In other words, we might say to the struggling saint, Hear God’s voice in your brother’s voice! And to the whole body, watching out for the some, Be God’s voice in the ear of your brother, to keep his heart from hardening and unbelief — to stay soft and believing.
Provoke Each Other
The other twin, then, Hebrews 10:24–25, expands on the vision, now cast in more positive terms:
Let us consider how to stir up one another to love and good works, not neglecting to meet together, as is the habit of some, but encouraging one another, and all the more as you see the Day drawing near.
Now, as Hebrews 3 has its positive charge to take up helping words, so Hebrews 10 includes the warning against “neglecting to meet together, as is the habit of some.” Here again is the some from Hebrews 3 (who were falling away), which the whole body together watches out for, and cares for, through the ministry of words (“encouraging one another”).

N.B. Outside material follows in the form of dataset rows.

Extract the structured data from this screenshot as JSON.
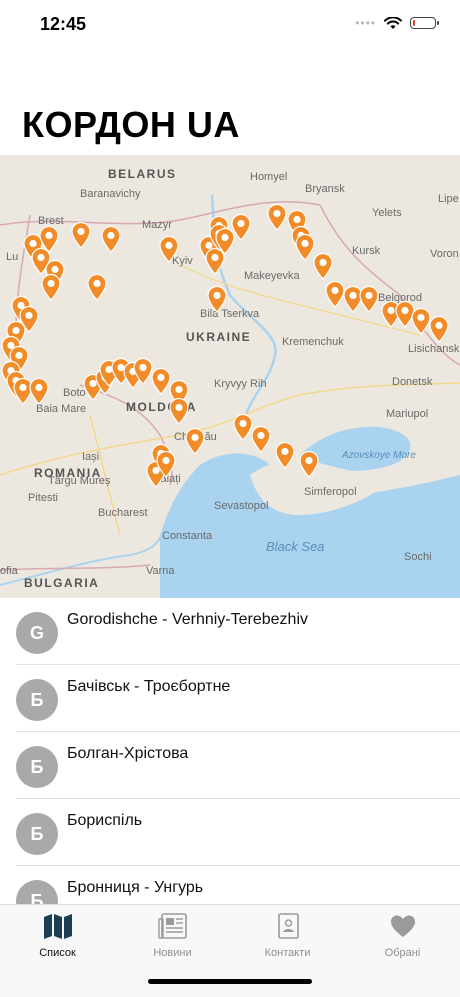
{
  "status_bar": {
    "time": "12:45",
    "battery_level": 0.12,
    "battery_color": "#e53935"
  },
  "header": {
    "title": "КОРДОН UA"
  },
  "map": {
    "pin_color": "#f28c28",
    "land_color": "#ede8df",
    "water_color": "#a9d3ef",
    "place_labels": [
      {
        "name": "BELARUS",
        "kind": "country"
      },
      {
        "name": "Baranavichy",
        "kind": "city"
      },
      {
        "name": "Bryansk",
        "kind": "city"
      },
      {
        "name": "Brest",
        "kind": "city"
      },
      {
        "name": "Mazyr",
        "kind": "city"
      },
      {
        "name": "Homyel",
        "kind": "city"
      },
      {
        "name": "Yelets",
        "kind": "city"
      },
      {
        "name": "Lipe",
        "kind": "city"
      },
      {
        "name": "Kursk",
        "kind": "city"
      },
      {
        "name": "Voron",
        "kind": "city"
      },
      {
        "name": "Lu",
        "kind": "city"
      },
      {
        "name": "Kyiv",
        "kind": "city"
      },
      {
        "name": "Makeyevka",
        "kind": "city"
      },
      {
        "name": "Bila Tserkva",
        "kind": "city"
      },
      {
        "name": "Belgorod",
        "kind": "city"
      },
      {
        "name": "UKRAINE",
        "kind": "country"
      },
      {
        "name": "Kremenchuk",
        "kind": "city"
      },
      {
        "name": "Lisichansk",
        "kind": "city"
      },
      {
        "name": "Boto",
        "kind": "city"
      },
      {
        "name": "MOLDOVA",
        "kind": "country"
      },
      {
        "name": "Kryvyy Rih",
        "kind": "city"
      },
      {
        "name": "Donetsk",
        "kind": "city"
      },
      {
        "name": "Baia Mare",
        "kind": "city"
      },
      {
        "name": "Mariupol",
        "kind": "city"
      },
      {
        "name": "Iași",
        "kind": "city"
      },
      {
        "name": "Chișinău",
        "kind": "city"
      },
      {
        "name": "Azovskoye More",
        "kind": "sea-small"
      },
      {
        "name": "Târgu Mureș",
        "kind": "city"
      },
      {
        "name": "ROMANIA",
        "kind": "country"
      },
      {
        "name": "Galați",
        "kind": "city"
      },
      {
        "name": "Simferopol",
        "kind": "city"
      },
      {
        "name": "Pitesti",
        "kind": "city"
      },
      {
        "name": "Sevastopol",
        "kind": "city"
      },
      {
        "name": "Bucharest",
        "kind": "city"
      },
      {
        "name": "Constanta",
        "kind": "city"
      },
      {
        "name": "Black Sea",
        "kind": "sea"
      },
      {
        "name": "Sochi",
        "kind": "city"
      },
      {
        "name": "Varna",
        "kind": "city"
      },
      {
        "name": "ofia",
        "kind": "city"
      },
      {
        "name": "BULGARIA",
        "kind": "country"
      }
    ]
  },
  "list": {
    "items": [
      {
        "initial": "G",
        "name": "Gorodishche - Verhniy-Terebezhiv"
      },
      {
        "initial": "Б",
        "name": "Бачівськ - Троєбортне"
      },
      {
        "initial": "Б",
        "name": "Болган-Хрістова"
      },
      {
        "initial": "Б",
        "name": "Бориспіль"
      },
      {
        "initial": "Б",
        "name": "Бронниця - Унгурь"
      }
    ]
  },
  "tabs": [
    {
      "label": "Список",
      "icon": "map-icon",
      "active": true
    },
    {
      "label": "Новини",
      "icon": "newspaper-icon",
      "active": false
    },
    {
      "label": "Контакти",
      "icon": "contact-card-icon",
      "active": false
    },
    {
      "label": "Обрані",
      "icon": "heart-icon",
      "active": false
    }
  ]
}
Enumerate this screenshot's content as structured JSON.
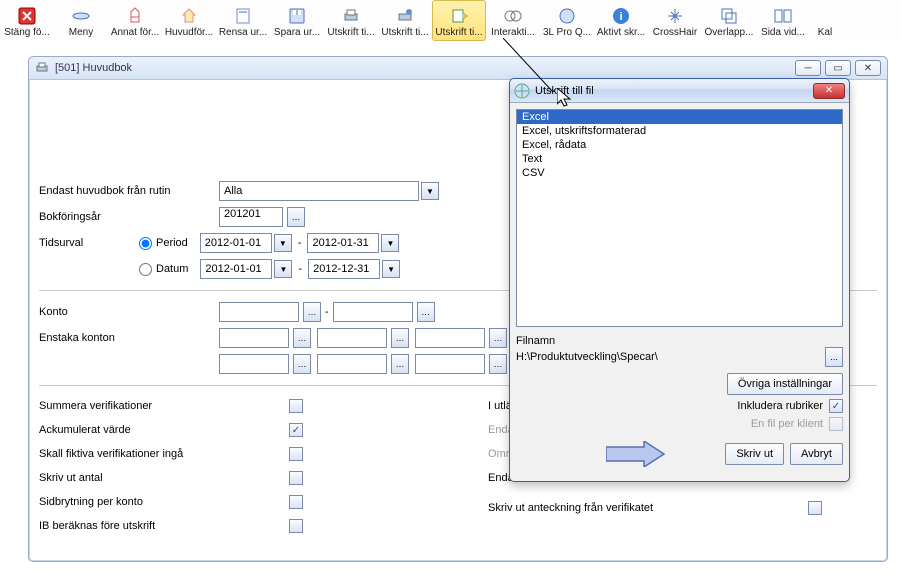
{
  "toolbar": {
    "items": [
      {
        "label": "Stäng fö..."
      },
      {
        "label": "Meny"
      },
      {
        "label": "Annat för..."
      },
      {
        "label": "Huvudför..."
      },
      {
        "label": "Rensa ur..."
      },
      {
        "label": "Spara ur..."
      },
      {
        "label": "Utskrift ti..."
      },
      {
        "label": "Utskrift ti..."
      },
      {
        "label": "Utskrift ti..."
      },
      {
        "label": "Interakti..."
      },
      {
        "label": "3L Pro Q..."
      },
      {
        "label": "Aktivt skr..."
      },
      {
        "label": "CrossHair"
      },
      {
        "label": "Överlapp..."
      },
      {
        "label": "Sida vid..."
      },
      {
        "label": "Kal"
      }
    ]
  },
  "window": {
    "title": "[501]  Huvudbok"
  },
  "form": {
    "rutin_label": "Endast huvudbok från rutin",
    "rutin_value": "Alla",
    "bokforingsar_label": "Bokföringsår",
    "bokforingsar_value": "201201",
    "tidsurval_label": "Tidsurval",
    "period_label": "Period",
    "datum_label": "Datum",
    "period_from": "2012-01-01",
    "period_to": "2012-01-31",
    "datum_from": "2012-01-01",
    "datum_to": "2012-12-31",
    "dash": "-",
    "konto_label": "Konto",
    "enstaka_label": "Enstaka konton",
    "opts_left": [
      {
        "label": "Summera verifikationer",
        "checked": false
      },
      {
        "label": "Ackumulerat värde",
        "checked": true
      },
      {
        "label": "Skall fiktiva verifikationer ingå",
        "checked": false
      },
      {
        "label": "Skriv ut antal",
        "checked": false
      },
      {
        "label": "Sidbrytning per konto",
        "checked": false
      },
      {
        "label": "IB beräknas före utskrift",
        "checked": false
      }
    ],
    "opts_right": [
      {
        "label": "I utländsk valuta",
        "muted": false
      },
      {
        "label": "Endast valuta",
        "muted": true
      },
      {
        "label": "Omräkningsdatum",
        "muted": true
      },
      {
        "label": "Endast minireskontra",
        "muted": false
      }
    ],
    "bottom_label": "Skriv ut anteckning från verifikatet"
  },
  "dialog": {
    "title": "Utskrift till fil",
    "list": [
      "Excel",
      "Excel, utskriftsformaterad",
      "Excel, rådata",
      "Text",
      "CSV"
    ],
    "filnamn_label": "Filnamn",
    "path": "H:\\Produktutveckling\\Specar\\",
    "ovriga": "Övriga inställningar",
    "inkludera": "Inkludera rubriker",
    "enfil": "En fil per klient",
    "skrivut": "Skriv ut",
    "avbryt": "Avbryt",
    "browse": "..."
  }
}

Striking in Hebrews 10 is this charge to “consider how to stir one another up” — or literally, “consider one another for the provoking of love and good works.” There’s no “how” in the original. Rather, the object or focus of the saints’ contemplation is “one another.” Consider one another . . . It’s a personal charge, and assumes that saints know each other specifically and with some depth — enough to contemplate what particular words might be pressed into service, not just to inspire humans or Christians in general, but to stir up love and good works in particular struggling saints.
Here helping words are designed by one saint to stir up, or provoke, Christian affection and action in another saint. This is a good provoking, not bad — not to anger but to love; not to evil but to good; not to bitterness but to joy. And being God’s voice to your brother does not mean the mere parroting of Scripture, but knowing your brother, on the one hand, and being informed by Scripture, on the other, to then speak as God’s voice, fallibly and in your own words, what needs to be said, as a means of grace, to your brother, to incite him to love and good deeds.
And it is not insignificant that Hebrews 10:24 mentions the assembly, the gathering (“meet together”). Corporate worship is a singularly important means of grace in the Christian life, combining the three essential elements we’ve noted: word, prayer, and fellowship. All three come together in the gathering. At the weekly level, this is the single most important means of grace in the Christian life.
Today and ‘the Day’
In the Christian life, every day matters. And every Sunday matters, with its rhythms of fellowship. Keeping ourselves, and others, in the faith does not call for herculean efforts, but regular upkeep. Routine vigilance, watching out for the souls of others, leads to losing less of the some, and to “all the more” grace as we anticipate the Day of Christ’s return drawing near.
Fellowship as an irreplaceable means of grace in the Christian life offers us two priceless joys: receiving God’s grace through the helping words of others and giving his grace to others through our own. Jesus does not call us to “hold fast” alone, as if we didn’t need the fellows he gives. But we help each other hold fast and thrive.
Whether fellowship is the namesake of a room at our church or not, we will do well to reclaim this reality as a vital means of God’s ongoing grace, and perhaps all the more after the trials of recent years.